La tâche était déjà complexe, mais il faut désormais également savoir distinguer les événements crédibles et ceux nettement plus suspects. Les bons d’un côté, les mauvais de l’autre.

Réuni lundi à Lausanne, le comité exécutif de l’Agence mondiale antidopage (AMA) a exprimé sa « préoccupation persistante » et celle de ses membres, dont les représentants des athlètes, face à deux événements appartenant à la deuxième catégorie. Deux rendez-vous multisports que le mouvement olympique souhaiterait voir disparaître du calendrier avant même leur première édition.

Sans surprise, le premier est russe. Emboitant le pas du CIO, l’Agence mondiale antidopage avait déjà tapé sans ménagement sur le projet du Kremlin de dépoussiérer les Jeux mondiaux de l’Amitié, prévus en septembre prochain à Moscou et Yekaterinburg. En novembre dernier, son président, Witold Banka, avait lancé la première offensive. « Les soi-disant Jeux de l’Amitié en Russie ont été annoncés pour l’année prochaine. Nous voudrions lancer un avertissement, car nous avons de sérieux doutes quant aux perspectives en matière de lutte contre le dopage », avait prévenu le Polonais.

Le comité exécutif de l’AMA a relancé le débat, lundi 11 mars, en reprenant à peu près les mêmes doutes sur une initiative russe que le CIO condamne de toutes ses forces depuis l’annonce du projet, estimant sa motivation nettement plus politique que purement sportive. « Il est préoccupant que l’événement ne se déroulera pas sous la protection du Code mondial antidopage, insiste l’agence. L’AMA exhorte tous les signataires du Code à faire preuve de prudence et à ne pas légitimer cet événement, car l’Agence ne peut pas garantir le programme antidopage qui peut être en place ou non. »

Au passage, l’AMA en profite pour rappeler que l’agence russe antidopage, la RUSADA, ne se conforme toujours pas au code. Elle prévient qu’il n’existe actuellement aucun laboratoire accrédité par l’AMA en Russie, et que « la confiance globale dans le système antidopage russe reste faible. » Doux euphémisme.
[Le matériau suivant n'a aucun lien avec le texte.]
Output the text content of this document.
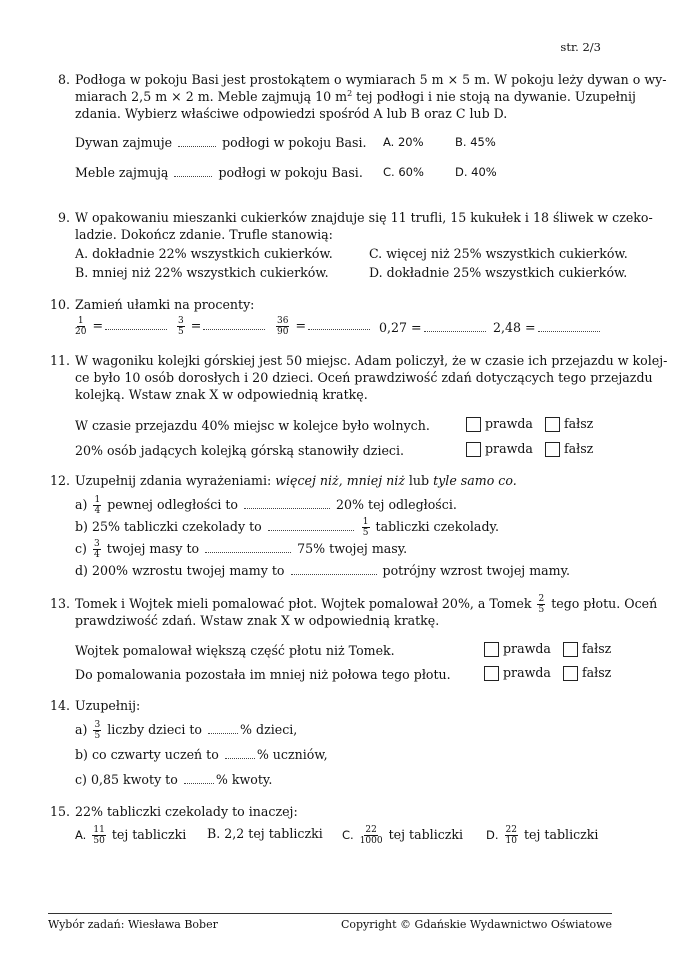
str. 2/3
8. Podłoga w pokoju Basi jest prostokątem o wymiarach 5 m × 5 m. W pokoju leży dywan o wy-
miarach 2,5 m × 2 m. Meble zajmują 10 $m^2$ tej podłogi i nie stoją na dywanie. Uzupełnij
zdania. Wybierz właściwe odpowiedzi spośród A lub B oraz C lub D.
Dywan zajmuje	podłogi w pokoju Basi. A. 20%	B. 45%
Meble zajmują	podłogi w pokoju Basi. C. 60%	D. 40%
9. W opakowaniu mieszanki cukierków znajduje się 11 trufli, 15 kukułek i 18 śliwek w czeko-
ladzie. Dokończ zdanie. Trufle stanowią:
A. dokładnie 22% wszystkich cukierków.	C. więcej niż 25% wszystkich cukierków.
B. mniej niż 22% wszystkich cukierków.	D. dokładnie 25% wszystkich cukierków.
10. Zamień ułamki na procenty:
$\frac{1}{20}$ =	$\frac{3}{5}$ =	$\frac{36}{90}$ =	0,27 =	2,48 =
11. W wagoniku kolejki górskiej jest 50 miejsc. Adam policzył, że w czasie ich przejazdu w kolej-
ce było 10 osób dorosłych i 20 dzieci. Oceń prawdziwość zdań dotyczących tego przejazdu
kolejką. Wstaw znak X w odpowiednią kratkę.
W czasie przejazdu 40% miejsc w kolejce było wolnych.	prawda fałsz
20% osób jadących kolejką górską stanowiły dzieci.	prawda fałsz
12. Uzupełnij zdania wyrażeniami: więcej niż, mniej niż lub tyle samo co.
$a) \frac{1}{4}$ pewnej odległości to	20% tej odległości.
b) 25% tabliczki czekolady to	$\frac{1}{5}$ tabliczki czekolady.
$c) \frac{3}{4}$ twojej masy to	75% twojej masy.
d) 200% wzrostu twojej mamy to	potrójny wzrost twojej mamy.
13. Tomek i Wojtek mieli pomalować płot. Wojtek pomalował 20%, a Tomek $\frac{2}{5}$ tego płotu. Oceń
prawdziwość zdań. Wstaw znak X w odpowiednią kratkę.
Wojtek pomalował większą część płotu niż Tomek.	prawda fałsz
Do pomalowania pozostała im mniej niż połowa tego płotu.	prawda fałsz
14. Uzupełnij:
$a) \frac{3}{5}$ liczby dzieci to	% dzieci,
b) co czwarty uczeń to	% uczniów,
c) 0,85 kwoty to	% kwoty.
15. 22% tabliczki czekolady to inaczej:
A. $\frac{11}{50}$ tej tabliczki B. 2,2 tej tabliczki C. $\frac{22}{1000}$ tej tabliczki D. $\frac{22}{10}$ tej tabliczki
Wybór zadań: Wiesława Bober	Copyright © Gdańskie Wydawnictwo Oświatowe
Voilà pour la Russie et ses projets de briser son isolement en invitant le monde à disputer ses propres compétitions internationales. Mais le danger ne serait pas, selon l’AMA, réduit aux seules ambitions du Kremlin. Un autre événement est dans son viseur. Et pour cause, puisque son concept va à l’encontre de l’existence même de l’agence.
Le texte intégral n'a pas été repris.